Suppose a data frame such as:
DF <- data.frame(L = c(2,4,5,1,NA,4,5,6,4,3), J= c(3,4,5,6,NA,3,6,4,3,6), K= c(0,1,1,0,NA,1,1,1,1,1),D = c(1,1,1,1,NA,1,1,1,1,1))
DF
L J K D
1 2 3 0 1
2 4 4 1 1
3 5 5 1 1
4 1 6 0 1
5 NA NA NA NA
6 4 3 1 1
7 5 6 1 1
8 6 4 1 1
9 4 3 1 1
10 3 6 1 1
The data frame has to be set up in this fashion. Column K corresponds to column L, and column D, corresponds to column J. Because column D has values that are all equal to one, I would like to delete column D, and the corresponding column J yielding a dataframe that looks like:
DF
L K
1 2 0
2 4 1
3 5 1
4 1 0
5 NA NA
6 4 1
7 5 1
8 6 1
9 4 1
10 3 1
I know there has got to be a simple command to do so, I just can't think of any. And if it makes any difference, the NA's must be retained.
Additional helpful information, in my real data frame there are a total of 20 columns, so there are 10 columns like L and J, and another 10 that are like K and D, I need a function that can recognize the correspondence between these two groups and delete columns accordingly if necessary
Thank you in advance!
Okey, assuming the column-number based correspondence, here is an example:
> n <- 10
>
> # sample data
> d <- data.frame(lapply(1:n, function(x)sample(n)), lapply(1:n, function(x)sample(2, n, T, c(0.1, 0.9))-1))

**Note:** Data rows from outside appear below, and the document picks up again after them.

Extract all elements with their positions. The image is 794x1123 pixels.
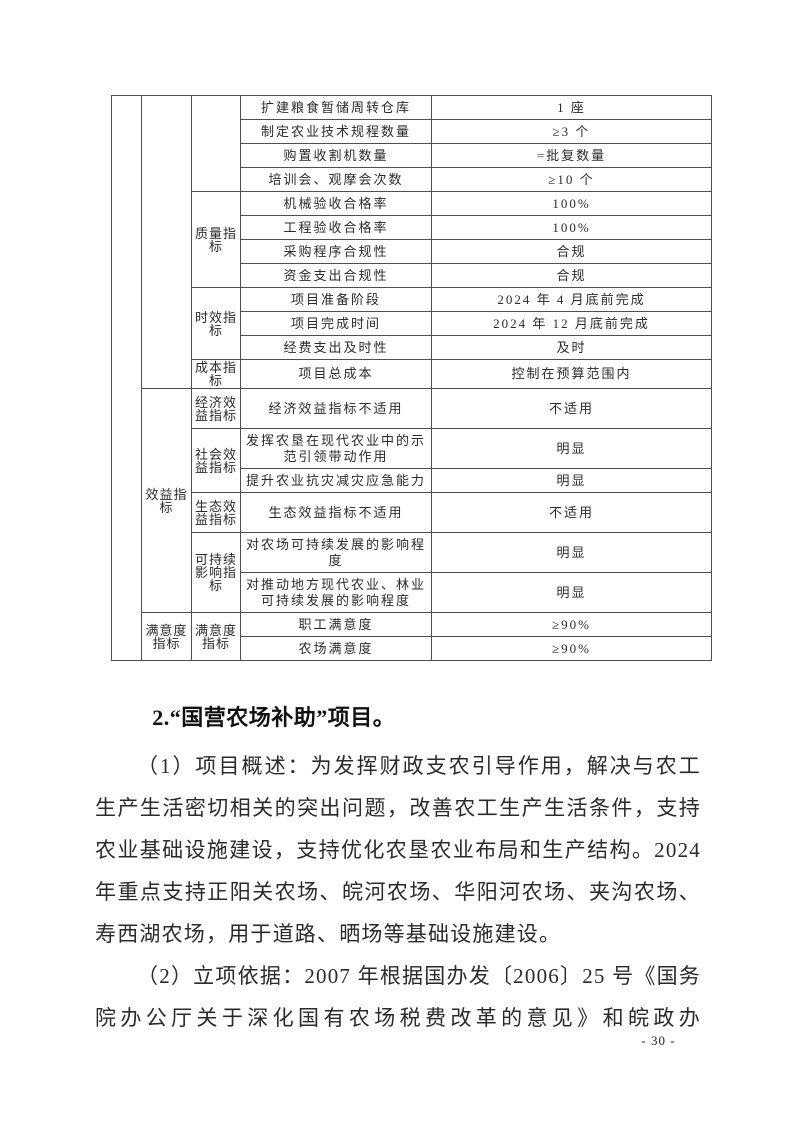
level2-group-cell-sustainability: 可持续影响指标 <box>191 532 241 613</box>
table-row: 社会效益指标 发挥农垦在现代农业中的示范引领带动作用 明显 <box>112 428 712 493</box>
value-cell: 明显 <box>431 428 712 469</box>
indicator-cell: 职工满意度 <box>240 612 432 637</box>
table-row: 项目完成时间 2024 年 12 月底前完成 <box>112 311 712 336</box>
value-cell: ≥10 个 <box>431 167 712 192</box>
indicator-cell: 农场满意度 <box>240 636 432 661</box>
level1-group-cell-benefit: 效益指标 <box>141 388 192 613</box>
table-row: 采购程序合规性 合规 <box>112 239 712 264</box>
table-row: 可持续影响指标 对农场可持续发展的影响程度 明显 <box>112 532 712 613</box>
indicator-cell: 发挥农垦在现代农业中的示范引领带动作用 <box>240 428 432 469</box>
table-row: 扩建粮食暂储周转仓库 1 座 <box>111 95 712 661</box>
value-cell: 1 座 <box>431 95 712 120</box>
paragraph-project-overview: （1）项目概述：为发挥财政支农引导作用，解决与农工生产生活密切相关的突出问题，改… <box>95 754 701 946</box>
value-cell: ≥3 个 <box>431 119 712 144</box>
table-row: 经费支出及时性 及时 <box>112 335 712 360</box>
indicator-cell: 生态效益指标不适用 <box>240 492 432 533</box>
value-cell: 2024 年 4 月底前完成 <box>431 287 712 312</box>
outer-group-cell <box>111 95 142 661</box>
value-cell: 合规 <box>431 263 712 288</box>
indicator-cell: 采购程序合规性 <box>240 239 432 264</box>
indicator-cell: 项目准备阶段 <box>240 287 432 312</box>
table-row: 质量指标 机械验收合格率 100% <box>112 191 712 288</box>
value-cell: 不适用 <box>431 492 712 533</box>
value-cell: 明显 <box>431 468 712 493</box>
value-cell: 不适用 <box>431 388 712 429</box>
value-cell: 及时 <box>431 335 712 360</box>
value-cell: 合规 <box>431 239 712 264</box>
value-cell: 明显 <box>431 532 712 573</box>
table-row: 培训会、观摩会次数 ≥10 个 <box>112 167 712 192</box>
level2-group-cell-satisfaction: 满意度指标 <box>191 612 241 661</box>
indicator-cell: 机械验收合格率 <box>240 191 432 216</box>
level2-group-cell-timeliness: 时效指标 <box>191 287 241 360</box>
table-row: 购置收割机数量 =批复数量 <box>112 143 712 168</box>
value-cell: 控制在预算范围内 <box>431 359 712 389</box>
page-number: - 30 - <box>641 1033 676 1048</box>
level2-group-cell-ecological: 生态效益指标 <box>191 492 241 533</box>
indicator-cell: 制定农业技术规程数量 <box>240 119 432 144</box>
body-text: 2.“国营农场补助”项目。 （1）项目概述：为发挥财政支农引导作用，解决与农工生… <box>95 697 701 1039</box>
indicator-cell: 对推动地方现代农业、林业可持续发展的影响程度 <box>240 572 432 613</box>
indicator-cell: 培训会、观摩会次数 <box>240 167 432 192</box>
level2-group-cell <box>191 95 241 192</box>
table-row: 生态效益指标 生态效益指标不适用 不适用 <box>112 492 712 533</box>
value-cell: 2024 年 12 月底前完成 <box>431 311 712 336</box>
table-row: 效益指标 经济效益指标 经济效益指标不适用 不适用 <box>112 388 712 613</box>
table-row: 工程验收合格率 100% <box>112 215 712 240</box>
table-row: 满意度指标 满意度指标 职工满意度 ≥90% <box>112 612 712 661</box>
level2-group-cell-quality: 质量指标 <box>191 191 241 288</box>
indicator-cell: 经费支出及时性 <box>240 335 432 360</box>
value-cell: =批复数量 <box>431 143 712 168</box>
value-cell: ≥90% <box>431 612 712 637</box>
level2-group-cell-cost: 成本指标 <box>191 359 241 389</box>
table-row: 成本指标 项目总成本 控制在预算范围内 <box>112 359 712 389</box>
level1-group-cell-satisfaction: 满意度指标 <box>141 612 192 661</box>
indicator-cell: 对农场可持续发展的影响程度 <box>240 532 432 573</box>
level2-group-cell-economic: 经济效益指标 <box>191 388 241 429</box>
value-cell: 100% <box>431 215 712 240</box>
table-row: 制定农业技术规程数量 ≥3 个 <box>112 119 712 144</box>
indicator-cell: 项目总成本 <box>240 359 432 389</box>
section-heading: 2.“国营农场补助”项目。 <box>152 705 396 730</box>
level2-group-cell-social: 社会效益指标 <box>191 428 241 493</box>
performance-indicator-table: 扩建粮食暂储周转仓库 1 座 制定农业技术规程数量 ≥3 个 购置收割机数量 =… <box>111 95 712 661</box>
indicator-cell: 扩建粮食暂储周转仓库 <box>240 95 432 120</box>
indicator-cell: 工程验收合格率 <box>240 215 432 240</box>
value-cell: 明显 <box>431 572 712 613</box>
table-row: 时效指标 项目准备阶段 2024 年 4 月底前完成 <box>112 287 712 360</box>
table-row: 农场满意度 ≥90% <box>112 636 712 661</box>
table-row: 资金支出合规性 合规 <box>112 263 712 288</box>
table-row: 对推动地方现代农业、林业可持续发展的影响程度 明显 <box>112 572 712 613</box>
indicator-cell: 资金支出合规性 <box>240 263 432 288</box>
indicator-cell: 提升农业抗灾减灾应急能力 <box>240 468 432 493</box>
value-cell: ≥90% <box>431 636 712 661</box>
level1-group-cell <box>141 95 192 389</box>
indicator-cell: 购置收割机数量 <box>240 143 432 168</box>
value-cell: 100% <box>431 191 712 216</box>
indicator-cell: 项目完成时间 <box>240 311 432 336</box>
paragraph-project-basis: （2）立项依据：2007 年根据国办发〔2006〕25 号《国务院办公厅关于深化… <box>95 964 701 1030</box>
indicator-cell: 经济效益指标不适用 <box>240 388 432 429</box>
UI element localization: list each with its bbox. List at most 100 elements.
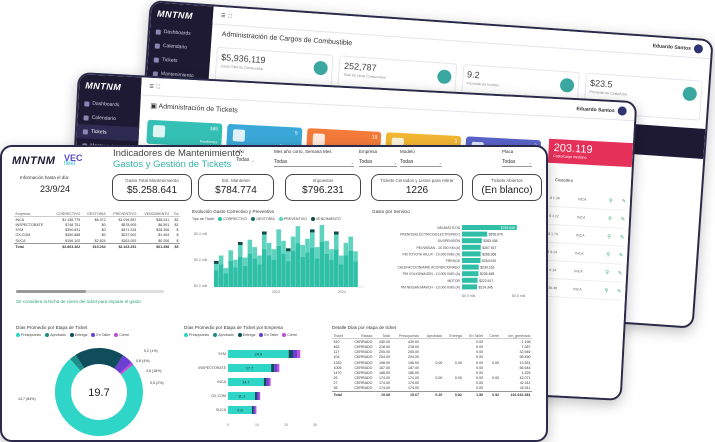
evolution-bar[interactable] [218, 264, 224, 288]
legend-item[interactable]: VENCIMIENTO [310, 217, 341, 222]
table-row[interactable]: 1005 CERRADO 187.00 187.00 0.00 56.644 [332, 365, 532, 370]
evolution-bar[interactable] [324, 240, 329, 254]
evolution-bar[interactable] [348, 251, 353, 287]
search-icon[interactable]: ⚲ [608, 215, 613, 222]
table-row[interactable]: 510 CERRADO 430.00 430.00 0.00 1.198 [332, 339, 532, 345]
evolution-bar[interactable] [305, 238, 310, 253]
evolution-bar[interactable] [242, 266, 248, 287]
evolution-bar[interactable] [310, 248, 315, 287]
service-bar[interactable] [462, 271, 479, 277]
company-days-bar[interactable] [292, 350, 298, 358]
column-header[interactable]: Empresa [14, 211, 51, 218]
evolution-bar[interactable] [343, 242, 349, 256]
evolution-bar[interactable] [319, 225, 325, 242]
menu-icon[interactable]: ☰ [149, 83, 154, 90]
evolution-bar[interactable] [233, 259, 238, 268]
evolution-bar[interactable] [262, 249, 267, 288]
filter-plate[interactable]: Placa Todas ⌄ [502, 149, 532, 167]
company-days-bar[interactable] [277, 364, 280, 372]
service-bar[interactable] [462, 258, 481, 263]
column-header[interactable]: CORRECTIVO [50, 211, 82, 218]
filter-model[interactable]: Modelo Todas ⌄ [400, 149, 442, 167]
evolution-bar[interactable] [286, 248, 291, 252]
evolution-bar[interactable] [214, 263, 219, 271]
evolution-bar[interactable] [305, 252, 310, 288]
service-bar[interactable] [462, 231, 488, 237]
evolution-bar[interactable] [262, 231, 267, 235]
evolution-bar[interactable] [252, 258, 257, 288]
evolution-bar[interactable] [242, 257, 248, 266]
search-icon[interactable]: ⚲ [606, 251, 611, 258]
evolution-bar[interactable] [276, 245, 281, 287]
company-days-bar[interactable] [255, 392, 257, 400]
evolution-bar[interactable] [324, 254, 329, 287]
evolution-bar[interactable] [290, 251, 296, 287]
evolution-bar[interactable] [233, 267, 238, 288]
evolution-bar[interactable] [353, 261, 358, 288]
legend-item[interactable]: Cierre [114, 333, 129, 338]
column-header[interactable]: Tot [170, 211, 180, 218]
column-header[interactable]: Presupuesto [391, 333, 421, 340]
edit-icon[interactable]: ✎ [620, 216, 626, 223]
company-days-bar[interactable] [253, 406, 256, 414]
company-days-bar[interactable] [251, 406, 254, 414]
search-icon[interactable]: ⚲ [604, 287, 609, 294]
table-row[interactable]: SUCA $156.102 $2.824 $163.053 $0.206 $ [14, 238, 180, 244]
table-row[interactable]: 462 CERRADO 218.00 218.00 0.00 7.387 [332, 344, 532, 349]
filter-year[interactable]: Año Todas ⌄ [236, 149, 255, 163]
search-icon[interactable]: ⚲ [607, 233, 612, 240]
evolution-bar[interactable] [295, 226, 301, 244]
table-row[interactable]: 117 CERRADO 205.00 205.00 0.00 32.946 [332, 350, 532, 355]
filter-company[interactable]: Empresa Todas ⌄ [359, 149, 397, 167]
table-row[interactable]: GX-COM $350.888 $0 $237.902 $1.454 $ [14, 233, 180, 238]
evolution-bar[interactable] [338, 264, 344, 288]
evolution-bar[interactable] [247, 239, 253, 254]
table-row[interactable]: 1470 CERRADO 186.00 186.00 0.00 1.325 [332, 370, 532, 375]
column-header[interactable]: En Taller [463, 333, 485, 340]
evolution-bar[interactable] [238, 245, 243, 257]
evolution-bar[interactable] [353, 251, 358, 262]
edit-icon[interactable]: ✎ [619, 234, 625, 241]
evolution-bar[interactable] [319, 242, 325, 287]
evolution-bar[interactable] [266, 242, 272, 256]
legend-item[interactable]: Entrega [69, 333, 87, 338]
legend-item[interactable]: PREVENTIVO [278, 217, 307, 222]
evolution-bar[interactable] [228, 250, 233, 261]
evolution-bar[interactable] [334, 234, 339, 250]
evolution-bar[interactable] [348, 236, 353, 251]
column-header[interactable]: Total [373, 333, 392, 340]
evolution-bar[interactable] [271, 249, 277, 260]
table-row[interactable]: 27 CERRADO 174.00 174.00 0.00 42.011 [332, 381, 532, 386]
company-days-bar[interactable] [288, 350, 293, 358]
service-bar[interactable] [462, 264, 479, 270]
horizontal-scrollbar[interactable] [16, 290, 164, 293]
evolution-bar[interactable] [228, 260, 233, 287]
service-bar[interactable] [462, 225, 517, 230]
search-icon[interactable]: ⚲ [608, 197, 613, 204]
donut-slice[interactable] [119, 362, 134, 375]
column-header[interactable]: km_generado [500, 333, 532, 340]
evolution-bar[interactable] [310, 229, 315, 233]
status-card-pendientes[interactable]: 165 Pendientes [146, 119, 223, 148]
evolution-bar[interactable] [214, 270, 219, 288]
evolution-bar[interactable] [334, 249, 339, 288]
evolution-bar[interactable] [295, 243, 301, 288]
evolution-bar[interactable] [281, 240, 286, 254]
donut-slice[interactable] [55, 358, 143, 436]
evolution-bar[interactable] [314, 247, 320, 259]
table-row[interactable]: 104 CERRADO 204.00 204.00 0.00 96.450 [332, 355, 532, 360]
expand-icon[interactable]: ⛶ [156, 83, 161, 90]
edit-icon[interactable]: ✎ [618, 252, 624, 259]
user-menu[interactable]: Eduardo Santos [652, 41, 704, 54]
evolution-bar[interactable] [310, 232, 315, 248]
column-header[interactable]: VENCIMIENTO [137, 211, 171, 218]
column-header[interactable]: Aprobado [420, 333, 444, 340]
company-days-bar[interactable] [255, 406, 257, 414]
donut-slice[interactable] [114, 355, 132, 374]
table-row[interactable]: INCA $1.156.775 $6.972 $1.016.987 $38.241 $2 [14, 217, 180, 223]
column-header[interactable]: Cierre [484, 333, 501, 340]
evolution-bar[interactable] [238, 242, 243, 245]
company-days-bar[interactable] [228, 392, 256, 400]
table-row[interactable]: 1332 CERRADO 198.00 198.00 0.00 0.00 0.00 0.00 1… [332, 360, 532, 365]
evolution-bar[interactable] [238, 257, 243, 287]
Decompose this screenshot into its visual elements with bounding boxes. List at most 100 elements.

> names(d) <- c(LETTERS[1:n], letters[1:n])
> head(d)
A B C D E F G H I J a b c d e f g h i j
1 5 5 2 7 4 3 4 3 5 8 0 1 1 1 1 1 1 1 1 1
2 9 8 4 6 7 8 8 2 10 5 1 1 1 1 1 1 1 1 1 1
3 6 6 10 3 5 6 2 1 8 6 1 1 1 1 1 1 1 1 1 1
4 1 7 5 5 1 10 10 4 2 4 1 1 1 1 1 1 1 1 1 1
5 10 9 6 2 9 5 6 9 9 9 1 1 0 1 1 1 1 1 1 1
6 2 1 1 4 6 1 5 8 4 10 1 1 1 1 1 1 1 1 1 1
>
> # find the column that should be left.
> idx <- which(colMeans(d[(n+1):(2*n)], na.rm = TRUE) != 1)
>
> # filter the data
> d[, c(idx, idx+n)]
A B C D F a b c d f
1 5 5 2 7 3 0 1 1 1 1
2 9 8 4 6 8 1 1 1 1 1
3 6 6 10 3 6 1 1 1 1 1
4 1 7 5 5 10 1 1 1 1 1
5 10 9 6 2 5 1 1 0 1 1
6 2 1 1 4 1 1 1 1 1 1
7 8 4 7 10 2 1 1 1 1 0
8 7 3 9 9 4 1 0 1 0 1
9 3 10 3 1 9 1 1 0 1 1
10 4 2 8 8 7 1 0 1 1 1
I basically agree with koshke (whose SO work is excellent), but would suggest that the test to use is colSums(d[(n+1):(2*n)], na.rm=TRUE) == NROW(d) , since a paired 0 and 2 or -1 and 3 could throw off the colMeans test.